今回は普段なかなか目にすることのない日本相撲協会の決算について少し見て行きたいと思います。

 

資産

日本相撲協会の直近決算期は2023年12月期です。この令和5年度決算について確認して いきます。

日本相撲協会の資産概要は以下の通りです。

  • 流動資産合計 52億円
  • うち現預金49億円
  • 固定資産のうち基本財産(主に土地)計 95億円(小数点未満切り捨て、以下同じ)
  • 固定資産のうち特定資産(主に退職給付引当・減価償却引当,公益目的事業用、管理目的用資産)計100億円
  • 固定資産のうちその他固定資産(建物・土地・建設仮勘定等) 計104億円
  • 資産合計で353億円

尚、上記特定資産は、ほぼ全てが国債・地方債か定期預金です。日本相撲協会はその総資産の40%以上が現預金もしくはそれに類する資産で占められています。単純に言えば「キャッシュ立地法人」と表現して良いでしょう。

 

負債・正味財産

次に負債サイドです。

  • 流動負債 19億円
  • 固定負債 66億円
  • うち退職給付引当金53億円
  • 正味財産は合計268億円(自己資本比率75.9%)

以上を見ると、日本相撲協会は無借金であり財務体質は極めて良好であることが分かるでしょう。その裏返しとして、前述の通り総資産の4割以上が現預金(社債含む)なので す。

 

売上、損益

では、売上と損益の主な数値を見ていくことにしましょう。

  • 経常収益133億円(前期比+31億円)
  • うち相撲事業収益100億円(同+23億円)
  • うち広告収益6億円(同+1億円)
  • うち物品販売収益9億円(同+3億円)
  • うち受取寄付金7億円(同±0億円)
  • 経常費用128億円(同▲3億円)

上記経常収益から経常費用を控除し、更に法人税を支払った後の利益が3億円となっています。前年度は▲32 億円の赤字でしたので、大幅に収益が改善しました。このほとんどの要因は相撲事業収益となります。新型コロナの影響が出る2019年度とほぼ同じ水準まで入場券販売が戻り、物品販売等も戻って来たということになります。2024年度はさらに入場券収入の増加を見込んでおり日本相撲協会の最終の利益は9~10億円になる見込みと報道されています。

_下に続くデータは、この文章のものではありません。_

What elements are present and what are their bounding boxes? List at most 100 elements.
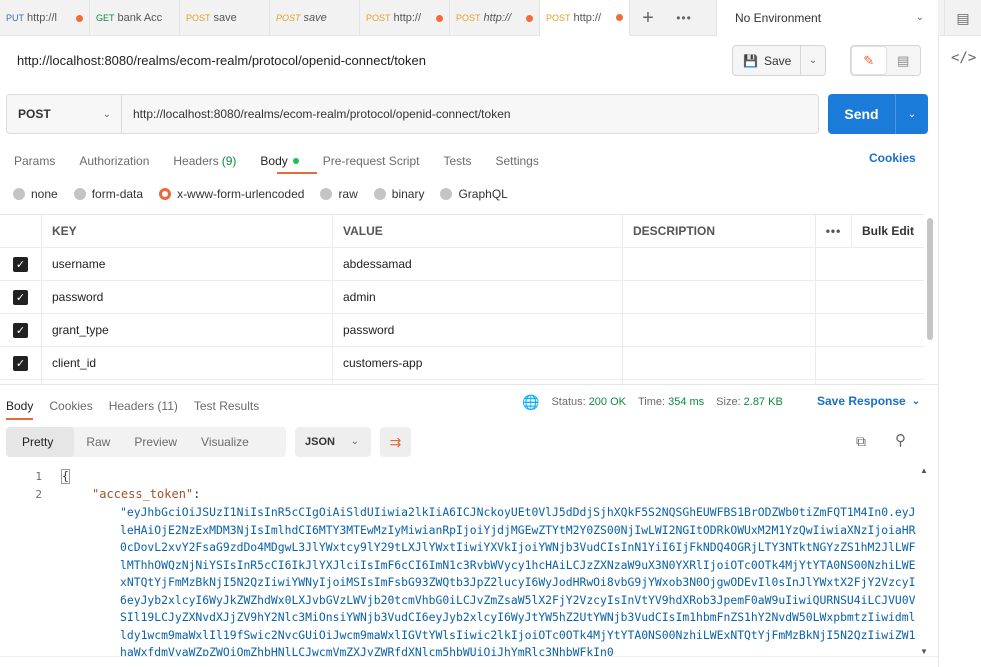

日本相撲協会のような興行ビジネスは、入場券さえ売れれば一気に収益が向上します。日本相撲協会の業績回復は、まさにその事例の一つと言えるでしょう。

 

余談

日本相撲協会の決算からは、他にも少し面白いことが分かります。日本相撲協会の会員である維持員(いわゆる公式のタニマチで土俵下で陣羽織を羽織り観戦している方々)は1,142 名となっています (団体維持員114名含む)。

この会員は寄付金として3年分を1名あたり東京地区で405万円、地方地区で112万円を 納めています。東京地区では年間で135万円を支払えなければ会員にはなれない訳です。タニマチの財力がなかなかのものであることが分かるのではないでしょうか。

 

まとめ

日本相撲協会は、130億円超の売上があり、最終利益が3億円の会社のようなものです。財務体質は大変に良好で、過去の蓄積で多額のキャッシュを保有しています。

日本の伝統を守るために教会の財務体質が良好であることは重要ですし、きちんと利益が出ていれば力士の処遇も向上し力士を目指す若者も確保出来るでしょう。

日本相撲協会の決算はコロナ禍において厳しい状況が続きましたが、やっと復活しました。これからも筆者は日本相撲協会の決算には注目していきたいと思っています。